Eigentlich ist der Mann im Linzer Landhaus „extra dry“. Doch mit einem Interview im August löste Landeshauptmann Thomas Stelzer Wirbel aus. Er stellte darin eine Überprüfung der Russland-Sanktionen in den Raum: „Haben sie noch die Wirkung, den Frieden herbeizuführen, oder ist das schon eher am Kippen und wendet sich eher gegen uns selber und gegen das Fortkommen unserer Volkswirtschaft“, fragte er. Im KURIER-Gespräch ist er vorsichtiger, spricht dennoch vom „Preis“, den alle dafür zahlen müssen. Und er redet über Loyalitäten in der ÖVP nach dem spektakulären Absprung der Generalsekretärin.

KURIER: Sollen Asylwerber den Klimabonus bekommen?

Thomas Stelzer: Es ist kein Geheimnis, dass mir das auch keine Freude macht. Aber die Sache ist entschieden. Wir in der ÖVP wollten den Klimabonus, und wir wollten auch, dass die, die weiter pendeln müssen, einen erhöhten Bonus bekommen. Das war eben das Verhandlungsergebnis in der Koalition.

Laura Sachslehner lehnte das ab und trat samt donnernder Rundumkritik an der ÖVP zurück.

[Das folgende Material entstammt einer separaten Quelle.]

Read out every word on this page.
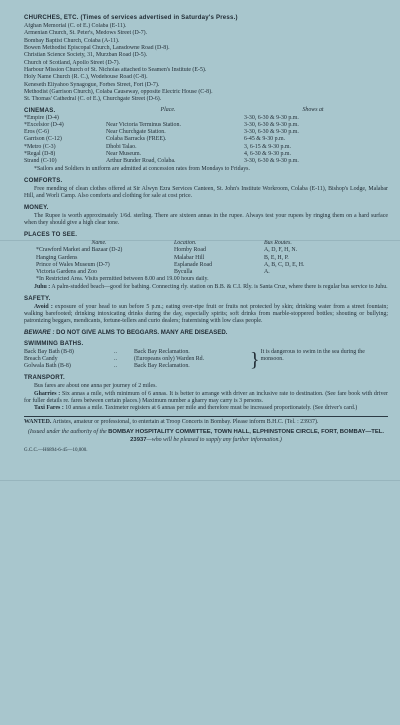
CHURCHES, ETC. (Times of services advertised in Saturday's Press.)
Afghan Memorial (C. of E.) Colaba (E-11).
Armenian Church, St. Peter's, Medows Street (D-7).
Bombay Baptist Church, Colaba (A-11).
Bowen Methodist Episcopal Church, Lansdowne Road (D-8).
Christian Science Society, 31, Murzban Road (D-5).
Church of Scotland, Apollo Street (D-7).
Harbour Mission Church of St. Nicholas attached to Seamen's Institute (E-5).
Holy Name Church (R. C.), Wodehouse Road (C-8).
Keneseth Eliyahoo Synagogue, Forbes Street, Fort (D-7).
Methodist (Garrison Church), Colaba Causeway, opposite Electric House (C-8).
St. Thomas' Cathedral (C. of E.), Churchgate Street (D-6).
CINEMAS.	Place.	Shows at
*Empire (D-4)		3-30, 6-30 & 9-30 p.m.
*Excelsior (D-4)	Near Victoria Terminus Station.	3-30, 6-30 & 9-30 p.m.
Eros (C-6)	Near Churchgate Station.	3-30, 6-30 & 9-30 p.m.
Garrison (C-12)	Colaba Barracks (FREE).	6-45 & 9-30 p.m.
*Metro (C-3)	Dhobi Talao.	3, 6-15 & 9-30 p.m.
*Regal (D-8)	Near Museum.	4, 6-30 & 9-30 p.m.
Strand (C-10)	Arthur Bunder Road, Colaba.	3-30, 6-30 & 9-30 p.m.

*Sailors and Soldiers in uniform are admitted at concession rates from Mondays to Fridays.

COMFORTS.

Free mending of clean clothes offered at Sir Alwyn Ezra Services Canteen, St. John's Institute Workroom, Colaba (E-11), Bishop's Lodge, Malabar Hill, and Worli Camp. Also comforts and clothing for sale at cost price.

MONEY.

The Rupee is worth approximately 1/6d. sterling. There are sixteen annas in the rupee. Always test your rupees by ringing them on a hard surface when they should give a high clear tone.

PLACES TO SEE.
Name.	Location.	Bus Routes.
*Crawford Market and Bazaar (D-2)	Hornby Road	A, D, F, H, N.
Hanging Gardens	Malabar Hill	B, E, H, P.
Prince of Wales Museum (D-7)	Esplanade Road	A, B, C, D, E, H.
Victoria Gardens and Zoo	Byculla	A.
*In Restricted Area. Visits permitted between 8.00 and 19.00 hours daily.

Juhu : A palm-studded beach—good for bathing. Connecting rly. station on B.B. & C.I. Rly. is Santa Cruz, where there is regular bus service to Juhu.

SAFETY.

Avoid : exposure of your head to sun before 5 p.m.; eating over-ripe fruit or fruits not protected by skin; drinking water from a street fountain; walking barefooted; drinking intoxicating drinks during the day, especially spirits; soft drinks from marble-stoppered bottles; shouting or bullying; patronizing beggars, mendicants, fortune-tellers and curio dealers; fraternising with low class people.

BEWARE : DO NOT GIVE ALMS TO BEGGARS. MANY ARE DISEASED.
SWIMMING BATHS.
Back Bay Bath (B-8)	..	Back Bay Reclamation.	}	It is dangerous to swim in the sea during the monsoon.
Breach Candy	..	(Europeans only) Warden Rd.		
Golwala Bath (B-8)	..	Back Bay Reclamation.		
TRANSPORT.

Bus fares are about one anna per journey of 2 miles.

Gharries : Six annas a mile, with minimum of 6 annas. It is better to arrange with driver an inclusive rate to destination. (See fare book with driver for fuller details re. fares between certain places.) Maximum number a gharry may carry is 3 persons.

Taxi Fares : 10 annas a mile. Taximeter registers at 6 annas per mile and therefore must be increased proportionately. (See driver's card.)

WANTED. Artistes, amateur or professional, to entertain at Troop Concerts in Bombay. Please inform B.H.C. (Tel. : 23937).

(Issued under the authority of the BOMBAY HOSPITALITY COMMITTEE, TOWN HALL, ELPHINSTONE CIRCLE, FORT, BOMBAY—TEL. 23937—who will be pleased to supply any further information.)
G.C.C.—H6894-6-45—10,000.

Aber eigentlich ist niemand in der Partei zu höherer Loyalität verpflichtet, als ein Generalsekretär. War das nicht verwunderlich?

Wir sind auf der Suche nach einem neuen Generalsekretär oder einer Generalsekretärin. Ich möchte über sie und die Art ihres Rücktritts kein Wort mehr verlieren.

Wie hoch ist die Gefahr der Parteispaltung bzw. zumindest einer Abspaltung?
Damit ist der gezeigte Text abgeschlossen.